Il était six heures et dix minutes lorsque, sur l'ordre qu'il en reçut, le cocher, qui conduisait la fortune de Rome, descendant la colline, traversa la place Trajane, suivit les rues qui mènent au Colisée et parvint bientôt au Therme de Titus où le comte de Spaur attendait près de l'église de Saint-Pierre et Saint-Marcelin avec sa voiture et son chasseur armé, ainsi que lui, de poignards et de pistolets. Enfin une demi-heure après avoir quitté le Quirinal, le Saint Père, l'âme navrée de douleur, mais parfaitement résigné à la volonté de Dieu, franchissait sans difficultés la porte de Saint-Jean de Latran.

La voiture qui transportait l'illustre fugitif rejoignit dans la nuit la comtesse de Spaur qui attendait dans la vallée de l'Aricia près d'Albano. Au moment où les voitures se rencontrèrent quatre carabiniers, faisant une patrouille, s'arrêtèrent; mais douée d'une admirable présence d'esprit la comtesse de Spaur, sans descendre de sa berline de voyage, s'écria avec un ton d'humeur: « C'est vous, monsieur le docteur, vous vous faites bien attendre; c'est fort mal! on ne pourra donc jamais vous corriger de vos lenteurs? » Pendant ce tempslà le Saint Père, descendant sans dire un seul mot de sa voiture, monta dans celle de la comtesse.

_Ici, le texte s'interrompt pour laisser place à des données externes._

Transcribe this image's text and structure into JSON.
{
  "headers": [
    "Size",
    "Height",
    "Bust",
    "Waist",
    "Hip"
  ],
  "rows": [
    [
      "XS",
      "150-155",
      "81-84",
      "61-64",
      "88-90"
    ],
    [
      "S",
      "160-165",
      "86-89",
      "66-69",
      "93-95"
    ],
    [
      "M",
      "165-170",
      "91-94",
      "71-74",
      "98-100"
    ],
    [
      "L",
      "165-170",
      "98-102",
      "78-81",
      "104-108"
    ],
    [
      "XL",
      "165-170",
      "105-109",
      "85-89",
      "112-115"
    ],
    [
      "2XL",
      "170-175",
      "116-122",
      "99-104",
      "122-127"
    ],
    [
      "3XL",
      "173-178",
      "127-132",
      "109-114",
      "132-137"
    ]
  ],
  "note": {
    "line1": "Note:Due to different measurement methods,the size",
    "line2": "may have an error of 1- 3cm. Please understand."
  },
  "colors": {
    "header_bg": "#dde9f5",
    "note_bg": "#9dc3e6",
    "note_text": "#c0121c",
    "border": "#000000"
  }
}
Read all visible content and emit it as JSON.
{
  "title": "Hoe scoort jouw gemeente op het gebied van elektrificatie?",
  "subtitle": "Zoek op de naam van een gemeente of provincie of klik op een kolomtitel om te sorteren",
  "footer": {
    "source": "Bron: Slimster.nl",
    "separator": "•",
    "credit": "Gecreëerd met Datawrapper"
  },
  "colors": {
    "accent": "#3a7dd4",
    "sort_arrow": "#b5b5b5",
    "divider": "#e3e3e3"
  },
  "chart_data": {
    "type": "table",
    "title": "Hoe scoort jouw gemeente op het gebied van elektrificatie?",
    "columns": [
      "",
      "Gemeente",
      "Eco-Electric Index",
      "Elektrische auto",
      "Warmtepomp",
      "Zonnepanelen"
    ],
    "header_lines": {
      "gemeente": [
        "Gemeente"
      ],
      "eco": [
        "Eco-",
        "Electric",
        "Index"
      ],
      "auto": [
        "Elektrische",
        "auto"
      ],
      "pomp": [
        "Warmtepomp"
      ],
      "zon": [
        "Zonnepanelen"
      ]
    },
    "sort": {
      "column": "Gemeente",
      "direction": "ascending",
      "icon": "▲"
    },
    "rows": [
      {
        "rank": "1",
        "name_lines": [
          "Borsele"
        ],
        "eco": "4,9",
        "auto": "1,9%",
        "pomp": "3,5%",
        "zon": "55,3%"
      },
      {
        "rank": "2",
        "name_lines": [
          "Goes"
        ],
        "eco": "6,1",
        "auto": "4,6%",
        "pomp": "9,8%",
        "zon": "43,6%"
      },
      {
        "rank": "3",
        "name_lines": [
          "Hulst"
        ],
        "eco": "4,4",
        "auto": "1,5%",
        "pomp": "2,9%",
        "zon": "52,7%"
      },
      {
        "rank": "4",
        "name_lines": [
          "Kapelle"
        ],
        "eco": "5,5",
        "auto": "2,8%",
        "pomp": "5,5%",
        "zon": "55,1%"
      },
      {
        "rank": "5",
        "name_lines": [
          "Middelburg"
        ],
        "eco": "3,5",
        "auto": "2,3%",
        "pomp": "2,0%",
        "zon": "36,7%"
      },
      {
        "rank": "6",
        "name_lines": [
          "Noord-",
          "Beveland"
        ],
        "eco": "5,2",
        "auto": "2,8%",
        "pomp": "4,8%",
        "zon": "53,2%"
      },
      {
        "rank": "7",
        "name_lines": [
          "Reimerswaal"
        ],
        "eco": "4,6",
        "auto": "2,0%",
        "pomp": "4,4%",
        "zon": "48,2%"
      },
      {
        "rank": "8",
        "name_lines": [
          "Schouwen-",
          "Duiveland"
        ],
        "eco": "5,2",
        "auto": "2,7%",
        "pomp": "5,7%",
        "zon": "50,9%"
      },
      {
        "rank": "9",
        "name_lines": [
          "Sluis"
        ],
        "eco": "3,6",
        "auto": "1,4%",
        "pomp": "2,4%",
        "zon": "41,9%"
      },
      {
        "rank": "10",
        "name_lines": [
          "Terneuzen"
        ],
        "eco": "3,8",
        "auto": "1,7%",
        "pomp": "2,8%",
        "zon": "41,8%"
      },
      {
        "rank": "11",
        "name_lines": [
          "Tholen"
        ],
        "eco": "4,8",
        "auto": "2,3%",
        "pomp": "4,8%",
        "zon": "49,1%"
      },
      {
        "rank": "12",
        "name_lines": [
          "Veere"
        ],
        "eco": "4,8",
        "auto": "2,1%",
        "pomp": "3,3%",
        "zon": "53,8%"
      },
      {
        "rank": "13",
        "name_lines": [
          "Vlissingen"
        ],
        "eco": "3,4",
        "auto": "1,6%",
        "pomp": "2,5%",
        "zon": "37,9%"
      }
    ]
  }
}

Lés carabiniers, loin de soupçonner que le pape se trouvait devant eux, relevèrent eux-mêmes le marchepied en souhaitant aux illustres fugitifs un heureux voyage. Le Saint Père se trouvait au fond de la berline, auprès de la comtesse de Spaur; en face, le jeune Maximilien de Spaur avait pris place auprès de son gouverneur, M. Liebel; une femme de chambre occupait le siége de devant, le comte de Spaur et son fidèle chasseur occupaient celui de derrière.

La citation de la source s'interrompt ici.